Kelly Chandler, PhD
PhD, Human Development & Family Studies, The Pennsylvania State University
Assistant Professor, Human Development & Family Sciences
Oregon State University
Kelly.Chandler@oregonstate.edu

Kelly studies how working conditions, workplace culture, and work-family policies affect the health and daily lives of employees and their families. At a macro-level, she investigates the implications of work-family conflict and the family context for public health. At a micro-level, she examines the implications of work for family processes, including emotional transmission, family routines, and parental socialization. Kelly applies a social justice approach to her work-family scholarship to identify and propose actions to minimize inequities in both work and family spheres. 

 

Kelly has published a number of papers on the implications of nonstandard work schedules and schedule flexibility for employed parents, partners, and their children. As a member of the Work, Family, & Health Network (https://workfamilyhealthnetwork.org/), Kelly was an investigator and project manager for the daily diary assessment of the effects of a workplace intervention called STAR. STAR was effective in increasing employees’ schedule control and supervisors’ support for employees’ work and family lives; reducing work-family conflict; and, in turn, improving organizational, employee, and family well-being.

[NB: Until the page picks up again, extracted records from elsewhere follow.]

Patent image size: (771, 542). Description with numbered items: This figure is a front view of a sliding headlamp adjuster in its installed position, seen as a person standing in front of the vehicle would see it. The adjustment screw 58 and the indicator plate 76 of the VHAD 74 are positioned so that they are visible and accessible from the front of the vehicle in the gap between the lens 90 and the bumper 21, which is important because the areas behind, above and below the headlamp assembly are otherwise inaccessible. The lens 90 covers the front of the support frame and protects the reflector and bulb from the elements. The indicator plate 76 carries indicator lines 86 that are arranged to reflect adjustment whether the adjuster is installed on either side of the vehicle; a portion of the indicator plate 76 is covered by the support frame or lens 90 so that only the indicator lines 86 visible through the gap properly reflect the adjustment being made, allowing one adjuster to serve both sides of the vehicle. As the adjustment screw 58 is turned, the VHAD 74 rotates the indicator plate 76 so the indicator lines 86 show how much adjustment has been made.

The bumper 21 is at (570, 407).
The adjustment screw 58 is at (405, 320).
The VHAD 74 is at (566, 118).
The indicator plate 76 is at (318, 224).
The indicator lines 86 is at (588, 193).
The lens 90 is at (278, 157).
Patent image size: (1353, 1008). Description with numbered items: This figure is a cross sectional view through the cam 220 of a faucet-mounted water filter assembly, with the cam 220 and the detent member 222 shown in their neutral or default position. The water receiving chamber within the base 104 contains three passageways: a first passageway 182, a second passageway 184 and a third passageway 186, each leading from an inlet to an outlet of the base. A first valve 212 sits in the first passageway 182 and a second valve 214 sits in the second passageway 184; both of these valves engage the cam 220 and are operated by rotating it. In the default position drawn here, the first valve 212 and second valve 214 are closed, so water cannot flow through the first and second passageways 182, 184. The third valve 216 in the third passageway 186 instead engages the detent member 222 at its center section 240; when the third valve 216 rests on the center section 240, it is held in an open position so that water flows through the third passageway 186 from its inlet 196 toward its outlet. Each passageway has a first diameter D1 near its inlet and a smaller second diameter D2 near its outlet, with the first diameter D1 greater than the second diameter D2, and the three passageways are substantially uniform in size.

For example, Kelly published a paper in Pediatrics showing that compared to employed parents in the Usual Practice condition, those who participated in the intervention showed an increase in parent-child time one year later.

 

Kelly utilizes a number of research methods to examine work, family, and its interface, including surveys, daily diaries, ecological momentary assessments (EMAs), semi-structured interviews, and focus groups. Information about current projects in Kelly’s research lab, the Family Life, Occupations, and Well-being (FLOW) Lab can be found here: https://health.oregonstate.edu/labs/flow .

 

Note: From 2002-2017, Kelly published under the name Davis.